When designing a query around the hub, link and satellite tables (even though there is an optional portion of the relationship); the query will again be an EQUI-join because regardless of the optional portion being populated or not the surrounding link table record will find something to join to in the hub table, the zero-key! Similar to what Ghost records do for PIT table joins, the zero-key does for optional link table joins!
There is an exception however, what if there is descriptive information describing only that business key, the relationship participant. How can we have descriptive content tied to what essentially is a null value? You can’t! That is an error in either the data vault model designed or the loading of the content to the data vault model. In either circumstance the load must be stopped and investigated!
You cannot have descriptive content describing nothing!
Now you might be saying, “that’s great Patrick, but Snowflake has no indexes so I don’t need Zero-keys”. On the contrary, a null business key loaded into the data vault might be for host of reasons, if however you control this behaviour upfront, you can rule out that the modelling or the tooling let a null business key through. It simplifies trouble shooting if you see this in your data. Then again you can also apply the ‘not null’ constraint on the column in Snowflake and because we have substituted nulls with Zero keys we still keep the functionality we get that is illustrated above.
Default Keys
Strictly in the Kimball modelling space (facts & dimensions) default keys are pre-loaded to a dimension table for a very different purpose.

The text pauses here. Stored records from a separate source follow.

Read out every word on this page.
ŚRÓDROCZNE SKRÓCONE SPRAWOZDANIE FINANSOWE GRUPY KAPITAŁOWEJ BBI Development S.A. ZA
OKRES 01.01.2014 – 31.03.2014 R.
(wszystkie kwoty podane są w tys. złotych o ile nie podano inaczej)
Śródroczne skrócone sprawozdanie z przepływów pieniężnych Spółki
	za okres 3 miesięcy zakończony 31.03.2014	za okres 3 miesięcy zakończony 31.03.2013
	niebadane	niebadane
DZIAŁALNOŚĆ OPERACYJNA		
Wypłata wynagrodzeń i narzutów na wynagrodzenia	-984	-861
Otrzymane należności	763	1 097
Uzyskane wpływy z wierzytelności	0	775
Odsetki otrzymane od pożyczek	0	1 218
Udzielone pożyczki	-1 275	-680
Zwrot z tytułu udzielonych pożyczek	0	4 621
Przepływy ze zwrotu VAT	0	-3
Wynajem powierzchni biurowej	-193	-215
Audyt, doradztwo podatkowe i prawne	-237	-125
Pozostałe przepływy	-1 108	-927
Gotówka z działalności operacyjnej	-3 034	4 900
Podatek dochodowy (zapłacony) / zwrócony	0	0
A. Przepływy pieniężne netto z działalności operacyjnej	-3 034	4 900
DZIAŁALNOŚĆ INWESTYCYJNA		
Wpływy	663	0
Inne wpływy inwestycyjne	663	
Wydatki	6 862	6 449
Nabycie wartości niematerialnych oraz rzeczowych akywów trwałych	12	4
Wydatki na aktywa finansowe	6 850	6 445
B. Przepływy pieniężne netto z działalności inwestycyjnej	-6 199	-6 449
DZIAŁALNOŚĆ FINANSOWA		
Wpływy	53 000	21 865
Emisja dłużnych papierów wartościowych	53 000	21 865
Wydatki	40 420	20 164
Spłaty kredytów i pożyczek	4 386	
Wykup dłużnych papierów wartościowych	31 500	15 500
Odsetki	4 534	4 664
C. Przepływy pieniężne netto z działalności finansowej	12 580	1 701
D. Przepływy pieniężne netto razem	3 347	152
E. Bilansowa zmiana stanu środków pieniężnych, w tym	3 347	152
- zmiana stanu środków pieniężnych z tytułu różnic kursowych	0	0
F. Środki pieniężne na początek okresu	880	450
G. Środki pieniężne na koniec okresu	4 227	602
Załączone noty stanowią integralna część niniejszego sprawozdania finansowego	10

According to Kimball design tip #128 (see: bit.ly/2Nkzn7W) a slowly changing dimension is pre-loaded with negative keys.
In construction of your fact table, if the measure falls in any of those categories of data listed above then the foreign key loaded to the fact table will be one of those pre-loaded keys. What that does is when a star-join optimized query is run against that star schema it will return the dimension and fact content selected and one of those default value as determined by your reporting rules. Unlike data vault, the default keys here are strictly used for reporting! Still the same EQUI-join query pattern is used and database platforms with OLAP functionality recognizes this type of query and optimally returns the data from this dimension — fact table configuration. See: bit.ly/2O0pUXh
This concept is not useful to data vault because it is not intended to be an information layer business intelligence (BI) tools are accustomed to using. These BI tools will use the information marts built over a data vault and not directly query it!
Summary
The difference in mindset between dimensional modelling and data vault is never so clear; dimensional modelling focuses on the business reporting outcomes whereas data vault moulds to the platform environment, technology and business processes to build a data warehouse. The focus of either is so different including its implementation that it has never been so plain to see in its definitions of default keys; what I mean is: the data vault is designed to build a data warehouse and Kimball modelling is designed around an information mart, let that sink in, data warehouse versus and information mart. An information mart conforms data to suit the business need right now, a data vault integrates data sources through agility, automation and auditability as a base to deliver conformed information marts; the two solve two different purposes in a data warehouse. Data vault does not replace the dimensional mart, but rather it complements it, and as the methodology is used as the base it is the audit history, it is non-destructive to change and thus it implies that the information mart layer has become disposable.